The task ahead is far from easy. EU leaders have stressed the need for a phased and proportionate, but also reversible approach. Courage and determination, but also flexibility and understanding, are necessary to redress our relationship in a sustainable manner. Some of the pending issues have been entangled in decade-long disagreements and conflicts. However, one key difference distinguishes today’s efforts in finding solutions from those of the past: there is a heightened consciousness of how old disputes deeply affect security interests of the European Union. They can no longer be considered just bilateral matters between Turkey and some member states.
“The old disputes deeply affect security interests of the European Union and can no longer be considered just bilateral matters between Turkey and some member states.”

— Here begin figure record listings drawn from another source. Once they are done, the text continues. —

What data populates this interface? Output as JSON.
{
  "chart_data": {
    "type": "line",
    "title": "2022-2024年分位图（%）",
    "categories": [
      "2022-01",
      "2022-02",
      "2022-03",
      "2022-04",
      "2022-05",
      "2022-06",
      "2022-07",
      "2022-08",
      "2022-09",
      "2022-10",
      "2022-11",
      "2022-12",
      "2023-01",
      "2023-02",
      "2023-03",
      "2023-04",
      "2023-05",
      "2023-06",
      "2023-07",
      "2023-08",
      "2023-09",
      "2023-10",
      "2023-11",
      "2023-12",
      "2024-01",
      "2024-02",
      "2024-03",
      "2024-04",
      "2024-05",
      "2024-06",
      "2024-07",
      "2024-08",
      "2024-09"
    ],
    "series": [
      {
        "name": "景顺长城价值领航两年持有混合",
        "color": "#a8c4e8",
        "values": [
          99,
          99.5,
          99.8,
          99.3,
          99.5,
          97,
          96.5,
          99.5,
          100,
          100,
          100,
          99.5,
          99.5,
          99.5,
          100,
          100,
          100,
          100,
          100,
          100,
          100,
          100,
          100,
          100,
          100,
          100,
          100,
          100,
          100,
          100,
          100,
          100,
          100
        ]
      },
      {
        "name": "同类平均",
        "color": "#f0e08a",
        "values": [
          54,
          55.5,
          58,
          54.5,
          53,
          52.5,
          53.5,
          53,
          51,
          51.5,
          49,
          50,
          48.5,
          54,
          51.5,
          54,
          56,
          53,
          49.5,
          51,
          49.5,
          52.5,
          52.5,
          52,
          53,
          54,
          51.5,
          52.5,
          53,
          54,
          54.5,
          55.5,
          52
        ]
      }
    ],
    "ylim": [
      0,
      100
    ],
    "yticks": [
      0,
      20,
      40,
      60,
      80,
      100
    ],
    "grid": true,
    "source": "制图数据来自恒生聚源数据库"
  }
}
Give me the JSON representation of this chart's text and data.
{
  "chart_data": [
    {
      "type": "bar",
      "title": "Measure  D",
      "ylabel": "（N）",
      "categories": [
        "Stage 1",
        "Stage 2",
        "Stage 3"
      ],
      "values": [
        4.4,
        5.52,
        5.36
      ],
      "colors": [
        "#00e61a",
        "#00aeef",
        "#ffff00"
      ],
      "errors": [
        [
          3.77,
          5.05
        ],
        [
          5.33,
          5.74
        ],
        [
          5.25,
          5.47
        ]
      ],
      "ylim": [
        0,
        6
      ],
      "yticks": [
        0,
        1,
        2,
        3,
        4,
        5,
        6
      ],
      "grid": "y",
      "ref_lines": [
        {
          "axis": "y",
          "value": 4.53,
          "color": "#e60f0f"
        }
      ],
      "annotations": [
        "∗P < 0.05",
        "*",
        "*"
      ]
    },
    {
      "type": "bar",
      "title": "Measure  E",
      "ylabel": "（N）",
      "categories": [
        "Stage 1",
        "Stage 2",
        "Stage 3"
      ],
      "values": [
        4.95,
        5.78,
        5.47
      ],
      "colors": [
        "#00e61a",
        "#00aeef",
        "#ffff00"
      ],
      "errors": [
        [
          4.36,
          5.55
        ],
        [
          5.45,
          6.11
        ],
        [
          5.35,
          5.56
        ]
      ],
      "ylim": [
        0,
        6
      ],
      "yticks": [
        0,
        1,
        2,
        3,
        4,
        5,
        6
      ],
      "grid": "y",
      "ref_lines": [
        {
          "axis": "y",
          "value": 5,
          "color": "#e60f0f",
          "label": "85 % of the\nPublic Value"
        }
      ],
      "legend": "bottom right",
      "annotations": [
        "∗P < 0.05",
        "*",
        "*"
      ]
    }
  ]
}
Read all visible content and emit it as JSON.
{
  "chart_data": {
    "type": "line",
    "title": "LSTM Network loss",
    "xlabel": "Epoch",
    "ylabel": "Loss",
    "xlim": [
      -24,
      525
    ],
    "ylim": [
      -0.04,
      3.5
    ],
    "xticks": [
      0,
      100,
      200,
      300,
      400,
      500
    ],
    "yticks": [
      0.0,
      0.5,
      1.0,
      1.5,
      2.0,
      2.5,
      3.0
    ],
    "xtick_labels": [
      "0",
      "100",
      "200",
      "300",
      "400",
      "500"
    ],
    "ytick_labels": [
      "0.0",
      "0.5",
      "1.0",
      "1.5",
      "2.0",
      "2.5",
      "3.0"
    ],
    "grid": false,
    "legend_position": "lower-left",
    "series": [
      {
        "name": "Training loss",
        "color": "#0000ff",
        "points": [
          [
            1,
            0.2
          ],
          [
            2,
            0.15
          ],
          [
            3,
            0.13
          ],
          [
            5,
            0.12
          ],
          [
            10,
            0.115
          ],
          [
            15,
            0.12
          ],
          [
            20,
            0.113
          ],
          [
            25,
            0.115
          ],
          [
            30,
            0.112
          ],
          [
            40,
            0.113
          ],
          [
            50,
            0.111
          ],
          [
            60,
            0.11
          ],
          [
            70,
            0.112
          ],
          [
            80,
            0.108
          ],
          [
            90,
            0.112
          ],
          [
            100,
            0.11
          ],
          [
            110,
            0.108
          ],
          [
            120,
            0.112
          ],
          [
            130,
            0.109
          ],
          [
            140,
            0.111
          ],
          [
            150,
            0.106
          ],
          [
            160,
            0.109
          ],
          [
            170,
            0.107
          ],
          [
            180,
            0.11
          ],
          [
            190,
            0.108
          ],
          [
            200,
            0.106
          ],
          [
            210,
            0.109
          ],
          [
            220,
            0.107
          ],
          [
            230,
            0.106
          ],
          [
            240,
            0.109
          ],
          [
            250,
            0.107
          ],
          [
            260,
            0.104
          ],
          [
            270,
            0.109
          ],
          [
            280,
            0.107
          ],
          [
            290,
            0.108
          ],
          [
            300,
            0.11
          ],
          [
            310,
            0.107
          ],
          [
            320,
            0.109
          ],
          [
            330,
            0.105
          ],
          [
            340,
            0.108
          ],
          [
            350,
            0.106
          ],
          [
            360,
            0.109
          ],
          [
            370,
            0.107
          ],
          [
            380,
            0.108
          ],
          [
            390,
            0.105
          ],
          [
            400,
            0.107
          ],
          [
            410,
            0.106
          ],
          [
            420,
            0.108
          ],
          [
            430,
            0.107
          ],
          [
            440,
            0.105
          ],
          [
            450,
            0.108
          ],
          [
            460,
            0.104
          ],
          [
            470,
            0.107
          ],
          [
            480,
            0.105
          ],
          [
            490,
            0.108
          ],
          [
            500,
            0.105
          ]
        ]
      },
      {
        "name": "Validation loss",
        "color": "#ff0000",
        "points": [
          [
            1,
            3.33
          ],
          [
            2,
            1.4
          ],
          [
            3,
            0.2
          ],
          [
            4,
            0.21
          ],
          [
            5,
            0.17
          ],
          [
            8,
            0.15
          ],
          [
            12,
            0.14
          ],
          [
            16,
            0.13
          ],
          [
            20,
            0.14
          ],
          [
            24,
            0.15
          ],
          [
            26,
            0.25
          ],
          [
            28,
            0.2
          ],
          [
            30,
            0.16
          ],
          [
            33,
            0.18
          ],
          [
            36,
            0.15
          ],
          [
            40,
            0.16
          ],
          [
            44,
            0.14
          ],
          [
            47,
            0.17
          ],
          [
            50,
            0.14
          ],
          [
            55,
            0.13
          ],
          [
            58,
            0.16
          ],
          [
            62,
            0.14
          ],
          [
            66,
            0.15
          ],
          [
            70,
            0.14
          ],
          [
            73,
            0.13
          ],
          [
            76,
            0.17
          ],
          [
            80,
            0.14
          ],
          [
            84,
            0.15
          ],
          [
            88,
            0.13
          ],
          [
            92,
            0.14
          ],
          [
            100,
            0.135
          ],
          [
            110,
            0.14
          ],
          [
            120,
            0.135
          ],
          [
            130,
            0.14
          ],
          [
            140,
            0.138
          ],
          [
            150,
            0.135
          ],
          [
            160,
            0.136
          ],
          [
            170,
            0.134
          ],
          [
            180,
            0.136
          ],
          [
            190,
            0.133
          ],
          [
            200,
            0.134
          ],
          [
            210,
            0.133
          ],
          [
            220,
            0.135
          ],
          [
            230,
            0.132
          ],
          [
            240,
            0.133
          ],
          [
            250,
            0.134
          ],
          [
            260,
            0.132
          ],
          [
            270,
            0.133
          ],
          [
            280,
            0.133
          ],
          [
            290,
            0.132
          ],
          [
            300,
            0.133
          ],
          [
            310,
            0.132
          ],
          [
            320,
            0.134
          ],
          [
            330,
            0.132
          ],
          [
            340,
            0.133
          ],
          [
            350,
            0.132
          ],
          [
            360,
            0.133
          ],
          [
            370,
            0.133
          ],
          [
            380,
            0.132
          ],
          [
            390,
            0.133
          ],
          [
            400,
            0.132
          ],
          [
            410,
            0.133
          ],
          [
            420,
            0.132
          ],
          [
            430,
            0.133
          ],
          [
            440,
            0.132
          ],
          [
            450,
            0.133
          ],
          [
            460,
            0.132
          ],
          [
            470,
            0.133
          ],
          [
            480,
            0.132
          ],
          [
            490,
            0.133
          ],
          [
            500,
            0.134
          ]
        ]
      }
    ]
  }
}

Turkey is an important regional power and its historical destiny could well be to join the rest of Europe in the unique peace project that we are building under the banner of the European Union. At a moment when strategic polarisation seems to be resurfacing around the world, the strengthening of a European democratic pillar that includes Turkey could be a key balancing element. This is not a given, but the European Council has offered a possible bridge.
We now have to build this bridge and I believe we can do this. With political clear choices and commitment from all sides. On our side, the EU is ready to invest the required efforts. If Turkey is equally willing to do so, and underlines its more positive rhetoric with respective actions, we can continue to move from de-escalation to building a mutually beneficial agenda.